The ONLY REAL REASON...
...is so I could be reunited with Nelson the Cat--who has been living under a Texas roof with the generous and lovely Leo Files ever since I moved up here.
That and, well, this job could be really really cool. I'd make lots of money and get to take all my friends to crazy film festivals and travel and schmooze with movie stars...my checking account would keep me warm as the next ice age set in.
But it's in South Carolina.
And because of the intense travel schedule, any and all acting on the stage would come to a screeching halt.
I mean...you have to think about these things!

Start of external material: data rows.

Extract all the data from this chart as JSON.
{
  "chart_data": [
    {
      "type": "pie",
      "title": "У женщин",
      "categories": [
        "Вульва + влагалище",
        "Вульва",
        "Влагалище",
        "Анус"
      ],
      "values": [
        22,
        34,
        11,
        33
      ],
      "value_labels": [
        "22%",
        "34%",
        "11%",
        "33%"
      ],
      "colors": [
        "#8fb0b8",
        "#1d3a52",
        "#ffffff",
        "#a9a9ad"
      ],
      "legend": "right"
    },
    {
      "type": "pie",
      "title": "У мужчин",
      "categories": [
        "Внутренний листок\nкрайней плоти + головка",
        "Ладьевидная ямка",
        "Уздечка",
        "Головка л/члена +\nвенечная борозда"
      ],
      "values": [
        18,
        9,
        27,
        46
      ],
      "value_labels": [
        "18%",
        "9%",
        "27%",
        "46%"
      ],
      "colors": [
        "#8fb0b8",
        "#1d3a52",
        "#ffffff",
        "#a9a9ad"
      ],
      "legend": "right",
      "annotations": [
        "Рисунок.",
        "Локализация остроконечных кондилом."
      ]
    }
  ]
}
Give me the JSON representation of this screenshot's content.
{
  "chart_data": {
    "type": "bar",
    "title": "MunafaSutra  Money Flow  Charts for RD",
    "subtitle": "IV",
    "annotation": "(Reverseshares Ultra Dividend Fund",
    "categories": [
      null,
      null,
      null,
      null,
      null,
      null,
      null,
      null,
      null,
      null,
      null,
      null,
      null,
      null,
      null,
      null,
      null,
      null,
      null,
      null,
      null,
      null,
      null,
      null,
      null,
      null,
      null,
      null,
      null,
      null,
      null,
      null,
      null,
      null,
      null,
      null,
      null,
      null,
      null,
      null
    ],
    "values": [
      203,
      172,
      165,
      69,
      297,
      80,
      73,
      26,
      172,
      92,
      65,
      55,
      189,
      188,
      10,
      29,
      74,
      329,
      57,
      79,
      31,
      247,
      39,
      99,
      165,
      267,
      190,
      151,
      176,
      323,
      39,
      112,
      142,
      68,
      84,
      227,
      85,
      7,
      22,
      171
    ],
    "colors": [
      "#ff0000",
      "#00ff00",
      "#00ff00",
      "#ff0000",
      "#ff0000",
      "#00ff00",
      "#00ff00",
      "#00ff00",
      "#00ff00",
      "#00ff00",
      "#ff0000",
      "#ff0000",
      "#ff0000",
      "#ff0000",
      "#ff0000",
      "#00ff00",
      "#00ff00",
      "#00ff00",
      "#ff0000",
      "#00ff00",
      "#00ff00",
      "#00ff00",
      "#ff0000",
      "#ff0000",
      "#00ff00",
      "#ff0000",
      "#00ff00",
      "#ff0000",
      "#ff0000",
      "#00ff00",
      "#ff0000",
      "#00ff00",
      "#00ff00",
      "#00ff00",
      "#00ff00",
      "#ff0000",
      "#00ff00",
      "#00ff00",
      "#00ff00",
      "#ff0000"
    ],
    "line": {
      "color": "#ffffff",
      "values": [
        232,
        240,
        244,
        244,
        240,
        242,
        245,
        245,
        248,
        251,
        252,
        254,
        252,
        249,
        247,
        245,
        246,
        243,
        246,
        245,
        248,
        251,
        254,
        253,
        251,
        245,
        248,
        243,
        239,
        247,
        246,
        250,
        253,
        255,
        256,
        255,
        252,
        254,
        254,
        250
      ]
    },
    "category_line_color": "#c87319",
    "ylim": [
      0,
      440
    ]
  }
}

Okay. I'm not going to think about these things for a little while. Time to get back to Forkulele. Look for an update this afternoon!
3 comments:
You're not going to SC.
Just stay in Manahattatown until you make your ukulele bajillions, and then you can buy a trendy flat on the Upper East Side where Nelson the Cat can be your window kitty.
Who needs to schmooze with shallow film stars in places like Cannes and Toronto and...and...
Wait, would this Joseph fella light a candle for me?
Yeah...I totally need to call Joseph and ask him to light a few more two dollar candles (*not* the cheap 25 or 50 ones) for all of us.